January 16, 2024
NEW DELHI – The World Economic Forum on Monday said over half (56 per cent) of chief economists expect the global economy to weaken in 2024.
According to the latest ‘Chief Economists Outlook’ the global economic prospects remain subdued and uncertain. Challenges include tight financial conditions, geopolitical rifts, and the rapid development of generativeartificial intelligence (AI).
With governments increasingly utilising industrial policy tools, there is a near-unanimous expectation of continued lack of coordination between countries, it said.
The report further highlighted that 43 per cent of chief economists predict unchanged or improved conditions, while a significant majority expect labour markets (77 pc) and financial conditions (70 pc) to relax in the coming year.
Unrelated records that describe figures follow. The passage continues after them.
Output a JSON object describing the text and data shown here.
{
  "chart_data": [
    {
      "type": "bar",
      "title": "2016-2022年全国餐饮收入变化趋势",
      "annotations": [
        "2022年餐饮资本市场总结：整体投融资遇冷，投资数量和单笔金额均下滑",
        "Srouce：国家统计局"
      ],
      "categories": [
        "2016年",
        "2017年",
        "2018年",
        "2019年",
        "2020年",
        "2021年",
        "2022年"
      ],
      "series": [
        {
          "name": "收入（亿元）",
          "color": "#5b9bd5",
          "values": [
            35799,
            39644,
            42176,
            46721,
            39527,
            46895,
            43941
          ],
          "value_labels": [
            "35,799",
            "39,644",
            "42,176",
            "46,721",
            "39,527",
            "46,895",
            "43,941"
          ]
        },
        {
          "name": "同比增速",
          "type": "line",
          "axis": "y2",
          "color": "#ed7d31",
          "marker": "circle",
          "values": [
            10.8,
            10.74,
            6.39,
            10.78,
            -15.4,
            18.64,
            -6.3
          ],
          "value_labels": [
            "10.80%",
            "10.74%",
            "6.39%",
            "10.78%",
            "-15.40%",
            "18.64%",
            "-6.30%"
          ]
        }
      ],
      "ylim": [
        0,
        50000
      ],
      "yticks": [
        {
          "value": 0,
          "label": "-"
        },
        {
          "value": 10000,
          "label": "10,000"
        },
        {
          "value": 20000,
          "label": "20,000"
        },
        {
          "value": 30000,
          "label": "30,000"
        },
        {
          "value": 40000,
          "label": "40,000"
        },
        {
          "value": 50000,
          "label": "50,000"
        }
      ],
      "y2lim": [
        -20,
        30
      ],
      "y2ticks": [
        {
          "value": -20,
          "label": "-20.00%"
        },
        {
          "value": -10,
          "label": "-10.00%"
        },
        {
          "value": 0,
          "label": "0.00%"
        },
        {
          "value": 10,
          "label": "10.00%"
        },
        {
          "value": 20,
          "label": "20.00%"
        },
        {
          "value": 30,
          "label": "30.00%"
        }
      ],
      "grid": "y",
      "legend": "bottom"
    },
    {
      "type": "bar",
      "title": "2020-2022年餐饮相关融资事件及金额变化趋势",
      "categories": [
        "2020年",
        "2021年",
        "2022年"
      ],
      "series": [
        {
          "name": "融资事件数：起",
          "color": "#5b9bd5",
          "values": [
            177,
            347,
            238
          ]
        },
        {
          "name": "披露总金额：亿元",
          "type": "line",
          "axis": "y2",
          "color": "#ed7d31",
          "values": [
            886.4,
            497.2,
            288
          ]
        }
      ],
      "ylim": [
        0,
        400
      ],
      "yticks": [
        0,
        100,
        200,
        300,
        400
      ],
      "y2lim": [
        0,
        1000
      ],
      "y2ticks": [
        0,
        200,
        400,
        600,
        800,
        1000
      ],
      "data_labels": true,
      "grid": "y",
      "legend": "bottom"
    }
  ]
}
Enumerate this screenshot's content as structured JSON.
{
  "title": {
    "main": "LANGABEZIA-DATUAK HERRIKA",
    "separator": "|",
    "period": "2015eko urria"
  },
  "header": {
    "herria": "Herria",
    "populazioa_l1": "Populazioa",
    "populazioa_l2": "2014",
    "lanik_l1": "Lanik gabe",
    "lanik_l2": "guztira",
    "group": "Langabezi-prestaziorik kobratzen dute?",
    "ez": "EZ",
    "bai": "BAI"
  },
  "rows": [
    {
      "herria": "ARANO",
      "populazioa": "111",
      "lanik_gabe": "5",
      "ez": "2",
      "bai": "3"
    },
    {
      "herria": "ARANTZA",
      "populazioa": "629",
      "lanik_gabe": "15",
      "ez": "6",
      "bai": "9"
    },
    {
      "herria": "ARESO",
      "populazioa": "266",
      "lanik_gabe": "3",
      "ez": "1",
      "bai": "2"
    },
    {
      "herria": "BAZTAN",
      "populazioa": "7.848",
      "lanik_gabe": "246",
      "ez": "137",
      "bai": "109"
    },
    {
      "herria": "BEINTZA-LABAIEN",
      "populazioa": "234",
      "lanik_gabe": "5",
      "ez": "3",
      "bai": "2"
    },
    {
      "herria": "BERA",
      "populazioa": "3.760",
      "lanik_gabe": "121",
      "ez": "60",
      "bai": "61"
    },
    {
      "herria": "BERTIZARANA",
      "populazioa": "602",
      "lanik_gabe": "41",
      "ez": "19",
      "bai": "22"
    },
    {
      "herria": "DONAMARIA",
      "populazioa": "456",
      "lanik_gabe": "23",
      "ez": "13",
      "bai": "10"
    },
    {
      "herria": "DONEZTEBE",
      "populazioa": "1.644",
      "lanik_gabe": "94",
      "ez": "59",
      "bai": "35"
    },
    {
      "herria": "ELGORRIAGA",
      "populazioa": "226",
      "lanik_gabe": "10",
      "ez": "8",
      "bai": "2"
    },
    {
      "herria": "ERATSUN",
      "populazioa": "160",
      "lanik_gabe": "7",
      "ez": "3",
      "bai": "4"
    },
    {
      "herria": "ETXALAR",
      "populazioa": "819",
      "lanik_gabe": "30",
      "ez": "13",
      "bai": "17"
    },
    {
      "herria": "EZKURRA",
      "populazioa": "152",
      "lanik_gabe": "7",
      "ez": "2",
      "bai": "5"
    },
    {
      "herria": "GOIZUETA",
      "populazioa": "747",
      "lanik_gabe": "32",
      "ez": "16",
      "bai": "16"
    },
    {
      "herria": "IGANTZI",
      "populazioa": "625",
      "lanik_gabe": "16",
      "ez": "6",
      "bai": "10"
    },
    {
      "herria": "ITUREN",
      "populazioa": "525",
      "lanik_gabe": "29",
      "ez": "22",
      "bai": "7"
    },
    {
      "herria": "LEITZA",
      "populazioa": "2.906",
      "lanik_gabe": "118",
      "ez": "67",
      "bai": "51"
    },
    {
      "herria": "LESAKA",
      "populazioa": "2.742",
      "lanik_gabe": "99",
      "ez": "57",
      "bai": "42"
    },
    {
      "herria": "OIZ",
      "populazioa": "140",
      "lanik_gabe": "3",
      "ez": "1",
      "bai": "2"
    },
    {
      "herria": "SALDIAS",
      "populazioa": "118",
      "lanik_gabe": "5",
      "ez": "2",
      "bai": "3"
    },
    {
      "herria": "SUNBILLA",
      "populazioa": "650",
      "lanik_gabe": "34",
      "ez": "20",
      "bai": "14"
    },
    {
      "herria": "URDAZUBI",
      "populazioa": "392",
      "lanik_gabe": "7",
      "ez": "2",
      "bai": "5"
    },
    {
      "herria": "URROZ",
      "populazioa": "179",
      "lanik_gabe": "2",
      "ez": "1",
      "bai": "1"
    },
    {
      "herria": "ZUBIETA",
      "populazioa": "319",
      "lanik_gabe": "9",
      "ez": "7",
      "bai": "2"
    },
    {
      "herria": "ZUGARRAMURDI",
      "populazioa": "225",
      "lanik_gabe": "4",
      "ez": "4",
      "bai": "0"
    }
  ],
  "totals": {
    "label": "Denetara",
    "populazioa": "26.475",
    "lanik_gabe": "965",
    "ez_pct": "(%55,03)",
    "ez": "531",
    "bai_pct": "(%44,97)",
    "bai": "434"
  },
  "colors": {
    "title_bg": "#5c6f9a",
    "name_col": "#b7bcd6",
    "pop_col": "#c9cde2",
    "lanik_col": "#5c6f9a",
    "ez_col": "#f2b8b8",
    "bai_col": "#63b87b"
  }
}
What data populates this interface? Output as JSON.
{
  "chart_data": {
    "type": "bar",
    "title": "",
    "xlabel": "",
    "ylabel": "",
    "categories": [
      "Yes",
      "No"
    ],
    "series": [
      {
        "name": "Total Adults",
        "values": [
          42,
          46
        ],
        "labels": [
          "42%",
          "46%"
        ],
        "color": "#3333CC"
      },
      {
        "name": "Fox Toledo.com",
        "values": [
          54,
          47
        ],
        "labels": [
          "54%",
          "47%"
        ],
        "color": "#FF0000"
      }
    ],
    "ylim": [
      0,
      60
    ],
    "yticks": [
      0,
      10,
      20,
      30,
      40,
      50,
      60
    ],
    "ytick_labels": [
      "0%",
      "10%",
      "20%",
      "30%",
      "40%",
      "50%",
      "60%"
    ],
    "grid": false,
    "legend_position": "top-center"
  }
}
Despite regional variations in growth forecasts, no region is expected to experience very strong growth in 2024, although there has been a reduction in high inflation expectations across all regions.
The economic outlook for South Asia and East Asia and Pacific remains positive and largely consistent with previous surveys, with the majority expecting at least moderate growth in 2024 (93 and 86 per cent, respectively).
However, China’s outlook is more cautious, with 69 per cent predicting moderate growth due to weak consumption, decreased industrial production, and concerns in the property market.
Saadia Zahidi, Managing Director, World Economic Forum, said, “Amid accelerating divergence, the resilience of the global economy will continue to be tested in the year ahead. Though global inflation is easing, growth is stalling, financial conditions remain tight, global tensions are deepening and inequalities are rising – highlighting the urgent need for global cooperation to build momentum for sustainable, inclusive economic growth.”
Interestingly, the report highlighted that in Europe, the economic forecast has significantly deteriorated since September 2023, with 77 per cent of respondents anticipating weak or very weak growth.
The outlook in the United States and the Middle East and North Africa has also dimmed, with approximately 60 per cent predicting moderate or stronger growth this year, a decrease from 78% and 79 per cent, respectively.
However, growth expectations in Latin America and the Caribbean, sub-Saharan Africa, and Central Asia have improved, with predictions pointing towards moderate growth.
More importantly, about 70 per cent of chief economists believe that geo-economic fragmentation will intensify this year. Many suggest that geopolitical factors will contribute to volatility in the global economy and stock markets, promote localisation, strengthen geo-economic blocs, and expand the North-South divide over the next three years.